Beetzendorf (wmo) l Sie gehörte zu den wenigen, die unentwegt das historische und kulturelle Erbe Beetzendorfs aufgearbeitet und versucht haben, deren Bedeutung der heutigen und nachfolgenden Generation nahe zu bringen: Irmgard Tepelmann. Die Beetzendorferin ist am 18. Februar nach kurzer Krankheit verstorben. Sie hat sich wie kaum jemand sonst um die Vermittlung von Wissen über die Burggemeinde bemüht und war nicht nur Ehrenmitglied, sondern unbestritten der Motor des im November 2001 gegründeten Vereins der Heimatfreunde. Entsprechend groß ist dort auch die Bestürzung über Irmgard Tepelmanns Tod kurz nach ihrem 85. Geburtstag. "Seit der Gründung war sie von Stund` an mit dabei. Mit ihr kam jemand zum Zuge, dem Pflege und Erforschung der heimatlichen Geschichte und Kultur sehr am Herzen lagen", würdigte Gerd Beyer im Namen des Vorstandes die Verstorbene.

Ihrer rastlosen Tatkraft habe es Beetzendorf zu verdanken, dass Vergessenes aus der Historie des Ortes wieder ins Gedächtnis gerufen und Gegenstand von zahlreichen Schriftenreihen, Büchern und Zeitschriftenbeiträgen geworden ist, an denen Tepelmann maßgeblich mitgewirkt hat.

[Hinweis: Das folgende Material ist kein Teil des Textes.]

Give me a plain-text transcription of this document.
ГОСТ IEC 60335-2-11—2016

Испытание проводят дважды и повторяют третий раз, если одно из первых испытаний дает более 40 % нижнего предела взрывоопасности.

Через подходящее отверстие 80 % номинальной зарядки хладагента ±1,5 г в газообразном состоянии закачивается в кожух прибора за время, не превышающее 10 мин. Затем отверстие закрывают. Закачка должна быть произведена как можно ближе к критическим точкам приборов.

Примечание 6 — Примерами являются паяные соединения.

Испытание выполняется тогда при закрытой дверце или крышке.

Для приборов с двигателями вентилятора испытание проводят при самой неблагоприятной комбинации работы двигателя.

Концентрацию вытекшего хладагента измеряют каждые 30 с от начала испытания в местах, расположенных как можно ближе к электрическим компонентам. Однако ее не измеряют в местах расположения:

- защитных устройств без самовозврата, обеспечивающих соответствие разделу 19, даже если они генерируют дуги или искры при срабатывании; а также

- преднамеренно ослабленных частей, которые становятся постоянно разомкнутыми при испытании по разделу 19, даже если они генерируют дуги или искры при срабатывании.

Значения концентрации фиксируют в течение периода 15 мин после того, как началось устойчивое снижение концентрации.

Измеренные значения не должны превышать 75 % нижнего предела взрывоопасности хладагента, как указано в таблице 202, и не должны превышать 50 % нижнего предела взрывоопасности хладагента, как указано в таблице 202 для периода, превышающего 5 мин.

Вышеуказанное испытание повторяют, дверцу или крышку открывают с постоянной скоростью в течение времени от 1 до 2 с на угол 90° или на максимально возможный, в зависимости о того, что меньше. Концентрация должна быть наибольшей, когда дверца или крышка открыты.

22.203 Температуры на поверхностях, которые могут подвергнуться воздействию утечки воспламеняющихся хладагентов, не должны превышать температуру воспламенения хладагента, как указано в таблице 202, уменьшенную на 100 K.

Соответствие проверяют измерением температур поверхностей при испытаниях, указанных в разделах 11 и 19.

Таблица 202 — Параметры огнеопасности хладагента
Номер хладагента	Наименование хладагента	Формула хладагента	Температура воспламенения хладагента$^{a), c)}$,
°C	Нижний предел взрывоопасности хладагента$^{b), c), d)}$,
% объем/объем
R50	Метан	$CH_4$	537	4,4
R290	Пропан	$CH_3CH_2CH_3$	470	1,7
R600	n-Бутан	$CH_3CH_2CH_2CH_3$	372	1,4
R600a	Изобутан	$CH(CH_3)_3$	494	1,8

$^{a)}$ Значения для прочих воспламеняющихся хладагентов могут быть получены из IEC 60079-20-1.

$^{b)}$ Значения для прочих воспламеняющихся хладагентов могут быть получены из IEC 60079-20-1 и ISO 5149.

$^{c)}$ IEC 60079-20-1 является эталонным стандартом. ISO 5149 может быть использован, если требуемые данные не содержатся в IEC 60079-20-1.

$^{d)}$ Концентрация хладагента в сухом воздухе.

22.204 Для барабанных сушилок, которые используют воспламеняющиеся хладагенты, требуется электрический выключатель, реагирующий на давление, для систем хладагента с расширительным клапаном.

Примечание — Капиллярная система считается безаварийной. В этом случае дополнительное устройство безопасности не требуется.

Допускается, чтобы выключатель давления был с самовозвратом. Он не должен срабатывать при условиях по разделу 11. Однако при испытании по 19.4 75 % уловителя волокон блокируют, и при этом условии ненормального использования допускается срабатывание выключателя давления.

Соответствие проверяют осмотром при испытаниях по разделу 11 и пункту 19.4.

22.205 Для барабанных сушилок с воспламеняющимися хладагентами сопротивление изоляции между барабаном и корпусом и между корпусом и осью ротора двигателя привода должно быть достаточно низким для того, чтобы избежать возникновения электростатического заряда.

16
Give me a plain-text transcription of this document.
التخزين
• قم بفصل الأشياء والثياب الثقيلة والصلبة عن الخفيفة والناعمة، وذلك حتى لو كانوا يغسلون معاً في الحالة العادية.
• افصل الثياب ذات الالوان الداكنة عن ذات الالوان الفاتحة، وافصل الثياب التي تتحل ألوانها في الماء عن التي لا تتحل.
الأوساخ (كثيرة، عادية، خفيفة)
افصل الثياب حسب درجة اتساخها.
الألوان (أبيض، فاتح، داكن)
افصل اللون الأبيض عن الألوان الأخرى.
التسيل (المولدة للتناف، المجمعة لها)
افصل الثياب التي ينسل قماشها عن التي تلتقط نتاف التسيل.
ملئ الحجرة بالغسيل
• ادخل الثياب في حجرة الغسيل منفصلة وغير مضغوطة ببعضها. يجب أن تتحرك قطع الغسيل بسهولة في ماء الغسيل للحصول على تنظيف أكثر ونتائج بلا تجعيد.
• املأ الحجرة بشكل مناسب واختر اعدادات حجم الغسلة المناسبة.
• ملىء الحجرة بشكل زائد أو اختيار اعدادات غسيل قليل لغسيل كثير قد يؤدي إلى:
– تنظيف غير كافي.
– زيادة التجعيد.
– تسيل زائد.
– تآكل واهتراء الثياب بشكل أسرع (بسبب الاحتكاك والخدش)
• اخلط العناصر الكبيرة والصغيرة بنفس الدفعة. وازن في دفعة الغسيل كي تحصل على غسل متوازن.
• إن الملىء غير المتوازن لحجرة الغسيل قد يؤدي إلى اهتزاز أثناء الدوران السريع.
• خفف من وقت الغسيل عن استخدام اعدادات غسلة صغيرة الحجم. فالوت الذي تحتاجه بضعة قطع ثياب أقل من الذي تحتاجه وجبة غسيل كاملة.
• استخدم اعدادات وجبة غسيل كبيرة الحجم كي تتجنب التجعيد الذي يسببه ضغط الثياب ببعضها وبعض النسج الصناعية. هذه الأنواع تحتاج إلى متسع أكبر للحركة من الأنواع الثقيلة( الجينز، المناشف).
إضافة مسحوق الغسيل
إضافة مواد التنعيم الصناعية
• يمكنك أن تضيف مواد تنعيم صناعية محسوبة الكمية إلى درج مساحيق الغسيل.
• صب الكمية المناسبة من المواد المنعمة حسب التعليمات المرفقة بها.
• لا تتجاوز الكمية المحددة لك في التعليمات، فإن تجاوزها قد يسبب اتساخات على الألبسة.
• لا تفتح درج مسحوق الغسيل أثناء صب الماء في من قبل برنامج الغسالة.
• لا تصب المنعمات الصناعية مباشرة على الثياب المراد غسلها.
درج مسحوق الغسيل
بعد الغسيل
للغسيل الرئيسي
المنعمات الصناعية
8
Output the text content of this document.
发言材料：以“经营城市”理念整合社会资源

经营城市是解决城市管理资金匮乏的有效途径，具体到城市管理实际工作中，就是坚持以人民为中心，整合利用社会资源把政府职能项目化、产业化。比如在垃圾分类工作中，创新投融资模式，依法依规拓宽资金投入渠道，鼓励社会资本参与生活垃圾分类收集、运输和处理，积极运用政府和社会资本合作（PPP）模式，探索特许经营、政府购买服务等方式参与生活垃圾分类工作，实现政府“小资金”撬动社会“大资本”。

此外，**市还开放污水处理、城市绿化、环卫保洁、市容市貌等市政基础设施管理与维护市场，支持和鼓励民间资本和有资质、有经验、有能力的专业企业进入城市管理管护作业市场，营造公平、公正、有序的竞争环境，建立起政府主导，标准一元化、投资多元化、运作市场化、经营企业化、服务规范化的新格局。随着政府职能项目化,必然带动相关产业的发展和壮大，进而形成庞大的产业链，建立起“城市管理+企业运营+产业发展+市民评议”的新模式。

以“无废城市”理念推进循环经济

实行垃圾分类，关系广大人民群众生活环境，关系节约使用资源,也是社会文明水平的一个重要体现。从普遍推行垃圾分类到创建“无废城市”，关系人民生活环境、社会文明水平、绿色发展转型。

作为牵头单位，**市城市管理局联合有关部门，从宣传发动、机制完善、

Schulklassen führte sie im Rahmen des Heimatkunde- beziehungsweise Geschichtsunterrichts gern durch Beetzendorf und versuchte den Kindern dabei, Geschichtsbewusstsein nahe zu bringen und sie für das kulturelle Erbe der Region zu sensibilisieren. "Mit wachem Interesse, kritisch und mitunter unbequem verfolgte sie die Entwicklung unseres Heimatortes, dabei stets auch zum Mittun bereit", erinnerte Gerd Beyer unter anderem auch an Tepelmanns langjähriges Wirken an der Spitze des Frauenchores. Mit ihr verliere Beetzendorf nicht nur eine Zeitzeugin und Chronistin seiner Geschichte, sondern auch eine engagierte, dem Gemeinwohl verbundene Frau.